The equilibrium response of atmospheric circulation to the direct radiative effects of natural or anthropogenic aerosols is investigated using the Community Atmosphere Model (CAM3) coupled to two different ocean boundary conditions: prescribed climatological sea surface temperatures (SSTs) and a slab ocean model. Anthropogenic and natural aerosols significantly affect the circulation but in nearly opposite ways, because anthropogenic aerosols tend to have a net local warming effect and natural aerosols a net cooling. Aerosol forcings shift the Intertropical Convergence Zone and alter the strength of the Hadley circulation as found in previous studies, but also affect the Hadley cell width. These effects are due to meridional gradients in warming caused by heterogeneous net heating, and are stronger with interactive SST. Aerosols also drive model responses at high latitudes, including polar near-surface warming by anthropogenic aerosols in summer and an Arctic Oscillation (AO)-type responses in winter: anthropogenic aerosols strengthen wintertime zonal wind near 60°N, weaken it near 30°N, warm the troposphere, cool the stratosphere, and reduce Arctic surface pressure, while natural aerosols produce nearly opposite changes.
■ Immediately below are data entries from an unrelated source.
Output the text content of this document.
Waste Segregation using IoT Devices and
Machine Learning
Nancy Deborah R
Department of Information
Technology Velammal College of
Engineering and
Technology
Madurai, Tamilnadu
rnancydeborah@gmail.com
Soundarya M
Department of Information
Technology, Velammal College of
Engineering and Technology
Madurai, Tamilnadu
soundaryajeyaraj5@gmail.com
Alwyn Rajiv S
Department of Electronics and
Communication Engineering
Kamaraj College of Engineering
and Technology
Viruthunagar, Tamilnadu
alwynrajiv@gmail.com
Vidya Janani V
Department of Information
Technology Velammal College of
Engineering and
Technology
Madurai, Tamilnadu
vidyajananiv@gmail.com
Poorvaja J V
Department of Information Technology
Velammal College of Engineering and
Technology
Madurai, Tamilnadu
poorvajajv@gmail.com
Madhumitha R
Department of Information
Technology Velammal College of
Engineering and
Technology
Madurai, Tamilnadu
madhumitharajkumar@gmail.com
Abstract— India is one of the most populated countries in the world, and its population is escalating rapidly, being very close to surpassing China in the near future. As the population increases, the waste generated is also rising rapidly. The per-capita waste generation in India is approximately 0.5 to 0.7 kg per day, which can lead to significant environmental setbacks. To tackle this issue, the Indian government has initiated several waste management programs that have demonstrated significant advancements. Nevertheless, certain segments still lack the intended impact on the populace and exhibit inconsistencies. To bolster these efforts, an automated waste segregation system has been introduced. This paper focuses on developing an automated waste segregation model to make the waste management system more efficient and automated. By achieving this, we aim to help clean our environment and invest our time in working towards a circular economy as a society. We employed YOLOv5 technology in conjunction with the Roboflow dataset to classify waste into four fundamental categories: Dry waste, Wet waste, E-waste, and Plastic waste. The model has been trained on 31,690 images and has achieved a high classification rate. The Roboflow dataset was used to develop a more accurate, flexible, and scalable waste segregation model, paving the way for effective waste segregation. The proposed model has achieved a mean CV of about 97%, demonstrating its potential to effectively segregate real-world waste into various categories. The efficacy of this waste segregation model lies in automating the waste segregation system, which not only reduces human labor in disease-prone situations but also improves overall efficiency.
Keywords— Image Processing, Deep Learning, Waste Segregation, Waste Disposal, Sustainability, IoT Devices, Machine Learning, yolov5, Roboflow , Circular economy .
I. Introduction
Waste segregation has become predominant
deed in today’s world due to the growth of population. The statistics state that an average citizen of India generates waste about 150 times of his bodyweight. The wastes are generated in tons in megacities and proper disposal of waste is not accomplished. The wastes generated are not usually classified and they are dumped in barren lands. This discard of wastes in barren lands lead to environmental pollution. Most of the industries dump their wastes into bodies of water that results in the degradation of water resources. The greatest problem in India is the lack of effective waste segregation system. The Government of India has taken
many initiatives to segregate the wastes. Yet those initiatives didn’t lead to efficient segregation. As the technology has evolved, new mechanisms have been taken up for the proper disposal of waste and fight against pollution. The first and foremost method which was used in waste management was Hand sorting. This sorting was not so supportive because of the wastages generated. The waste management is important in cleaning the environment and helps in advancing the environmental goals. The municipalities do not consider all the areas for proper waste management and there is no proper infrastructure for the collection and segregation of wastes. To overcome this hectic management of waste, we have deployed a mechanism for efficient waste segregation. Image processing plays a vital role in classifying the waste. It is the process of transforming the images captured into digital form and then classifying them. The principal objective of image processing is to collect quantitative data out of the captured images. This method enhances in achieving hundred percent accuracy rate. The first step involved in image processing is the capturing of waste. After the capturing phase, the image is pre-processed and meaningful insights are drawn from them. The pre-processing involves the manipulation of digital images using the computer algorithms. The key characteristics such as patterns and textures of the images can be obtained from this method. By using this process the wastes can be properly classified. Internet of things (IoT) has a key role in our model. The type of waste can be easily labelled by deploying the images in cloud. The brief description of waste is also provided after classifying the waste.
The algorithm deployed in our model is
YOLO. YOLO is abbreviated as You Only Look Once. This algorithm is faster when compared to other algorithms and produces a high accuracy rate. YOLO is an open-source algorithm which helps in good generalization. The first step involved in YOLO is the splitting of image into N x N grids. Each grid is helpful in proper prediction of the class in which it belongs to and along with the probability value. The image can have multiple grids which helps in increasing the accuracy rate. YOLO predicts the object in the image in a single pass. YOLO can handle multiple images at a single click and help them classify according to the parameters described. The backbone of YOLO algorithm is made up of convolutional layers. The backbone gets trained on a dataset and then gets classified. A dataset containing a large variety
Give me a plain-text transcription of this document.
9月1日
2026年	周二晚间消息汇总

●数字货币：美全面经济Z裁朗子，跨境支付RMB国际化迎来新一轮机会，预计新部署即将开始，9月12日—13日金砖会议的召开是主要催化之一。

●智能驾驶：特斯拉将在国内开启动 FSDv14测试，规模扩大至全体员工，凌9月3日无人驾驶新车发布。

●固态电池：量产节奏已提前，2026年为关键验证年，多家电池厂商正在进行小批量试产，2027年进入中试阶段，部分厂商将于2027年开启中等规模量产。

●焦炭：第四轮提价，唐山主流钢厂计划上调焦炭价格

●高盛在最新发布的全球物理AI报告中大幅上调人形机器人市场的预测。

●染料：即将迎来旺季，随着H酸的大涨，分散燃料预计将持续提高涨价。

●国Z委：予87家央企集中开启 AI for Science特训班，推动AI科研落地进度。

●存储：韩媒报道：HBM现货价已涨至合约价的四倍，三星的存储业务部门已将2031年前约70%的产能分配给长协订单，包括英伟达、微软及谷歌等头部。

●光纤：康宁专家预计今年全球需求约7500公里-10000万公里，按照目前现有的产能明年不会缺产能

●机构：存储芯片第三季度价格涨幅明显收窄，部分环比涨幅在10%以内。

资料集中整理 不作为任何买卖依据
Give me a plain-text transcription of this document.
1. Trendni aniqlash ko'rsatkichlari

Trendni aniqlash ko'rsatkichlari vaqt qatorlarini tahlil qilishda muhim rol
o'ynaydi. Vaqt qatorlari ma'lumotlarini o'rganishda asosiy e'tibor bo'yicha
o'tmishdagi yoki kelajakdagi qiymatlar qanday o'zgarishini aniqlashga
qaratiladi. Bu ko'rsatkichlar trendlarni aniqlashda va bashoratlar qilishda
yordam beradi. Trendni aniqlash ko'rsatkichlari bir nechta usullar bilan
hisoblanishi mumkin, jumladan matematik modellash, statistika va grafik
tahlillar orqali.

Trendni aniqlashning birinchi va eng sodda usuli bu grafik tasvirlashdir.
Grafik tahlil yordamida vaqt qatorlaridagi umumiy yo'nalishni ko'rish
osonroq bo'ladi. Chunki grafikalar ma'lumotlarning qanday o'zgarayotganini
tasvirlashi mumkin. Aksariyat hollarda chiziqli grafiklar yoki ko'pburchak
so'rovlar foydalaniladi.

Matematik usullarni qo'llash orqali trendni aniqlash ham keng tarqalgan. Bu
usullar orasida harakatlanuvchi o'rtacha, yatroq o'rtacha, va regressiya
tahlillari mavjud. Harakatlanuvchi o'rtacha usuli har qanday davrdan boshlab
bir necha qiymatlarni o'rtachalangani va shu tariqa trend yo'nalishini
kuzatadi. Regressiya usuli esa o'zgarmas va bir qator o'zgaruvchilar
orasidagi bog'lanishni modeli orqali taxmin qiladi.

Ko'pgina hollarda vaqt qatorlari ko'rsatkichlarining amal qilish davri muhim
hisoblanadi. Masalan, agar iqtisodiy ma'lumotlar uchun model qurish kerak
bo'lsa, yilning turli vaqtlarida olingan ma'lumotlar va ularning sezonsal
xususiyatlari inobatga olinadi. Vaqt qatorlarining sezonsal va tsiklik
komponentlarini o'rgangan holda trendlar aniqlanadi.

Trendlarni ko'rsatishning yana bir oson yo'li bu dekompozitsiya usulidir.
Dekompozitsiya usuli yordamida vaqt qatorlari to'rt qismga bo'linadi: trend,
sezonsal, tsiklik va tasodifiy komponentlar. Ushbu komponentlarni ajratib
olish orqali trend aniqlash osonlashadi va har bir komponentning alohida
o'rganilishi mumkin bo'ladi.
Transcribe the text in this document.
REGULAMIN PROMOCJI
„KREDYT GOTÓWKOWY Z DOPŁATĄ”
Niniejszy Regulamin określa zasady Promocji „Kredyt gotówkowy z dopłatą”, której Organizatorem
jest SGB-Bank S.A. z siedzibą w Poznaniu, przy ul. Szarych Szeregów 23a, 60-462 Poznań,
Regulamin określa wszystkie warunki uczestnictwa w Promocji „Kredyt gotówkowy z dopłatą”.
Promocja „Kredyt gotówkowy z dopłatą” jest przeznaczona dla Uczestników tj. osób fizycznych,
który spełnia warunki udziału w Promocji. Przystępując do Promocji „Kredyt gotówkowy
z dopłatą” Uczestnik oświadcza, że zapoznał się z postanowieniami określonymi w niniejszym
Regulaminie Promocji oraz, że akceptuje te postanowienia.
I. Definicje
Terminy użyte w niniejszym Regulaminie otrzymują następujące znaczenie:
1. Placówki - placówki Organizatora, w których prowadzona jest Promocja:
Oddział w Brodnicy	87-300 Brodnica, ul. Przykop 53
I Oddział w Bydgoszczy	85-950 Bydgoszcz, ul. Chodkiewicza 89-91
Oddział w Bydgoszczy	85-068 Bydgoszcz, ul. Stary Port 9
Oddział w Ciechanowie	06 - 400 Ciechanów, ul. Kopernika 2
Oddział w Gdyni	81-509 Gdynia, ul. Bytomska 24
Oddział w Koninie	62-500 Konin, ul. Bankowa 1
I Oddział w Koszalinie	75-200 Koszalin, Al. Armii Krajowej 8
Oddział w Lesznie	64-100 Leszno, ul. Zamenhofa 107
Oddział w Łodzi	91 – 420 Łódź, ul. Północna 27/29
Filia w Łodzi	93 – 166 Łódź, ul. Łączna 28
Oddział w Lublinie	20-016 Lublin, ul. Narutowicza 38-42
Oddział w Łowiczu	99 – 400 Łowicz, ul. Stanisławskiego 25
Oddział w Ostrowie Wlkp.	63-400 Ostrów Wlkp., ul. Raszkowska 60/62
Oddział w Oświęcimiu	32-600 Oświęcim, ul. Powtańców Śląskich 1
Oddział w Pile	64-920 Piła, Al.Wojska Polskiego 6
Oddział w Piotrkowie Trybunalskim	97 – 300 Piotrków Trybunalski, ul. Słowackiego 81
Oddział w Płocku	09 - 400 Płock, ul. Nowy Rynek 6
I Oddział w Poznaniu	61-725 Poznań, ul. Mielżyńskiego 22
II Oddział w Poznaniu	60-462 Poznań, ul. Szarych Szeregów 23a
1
These responses are shown to be due to modulation of stratospheric wave-driving consistent with meridional forcing gradients in midlatitudes. They are more pronounced when SST is fixed, apparently because the contrast in land-ocean heating drives a predominantly wavenumber-2 response in the northern hemisphere which is more efficient in reaching the stratosphere, showing that zonal heating variations also affect this particular response. The results suggest that recent shifts from reflecting to absorbing aerosol types probably contributed to the observed decadal variations in tropical width and AO, although studies with more realistic temporal variations in forcing would be needed to quantify this contribution. © 2010 The Author(s).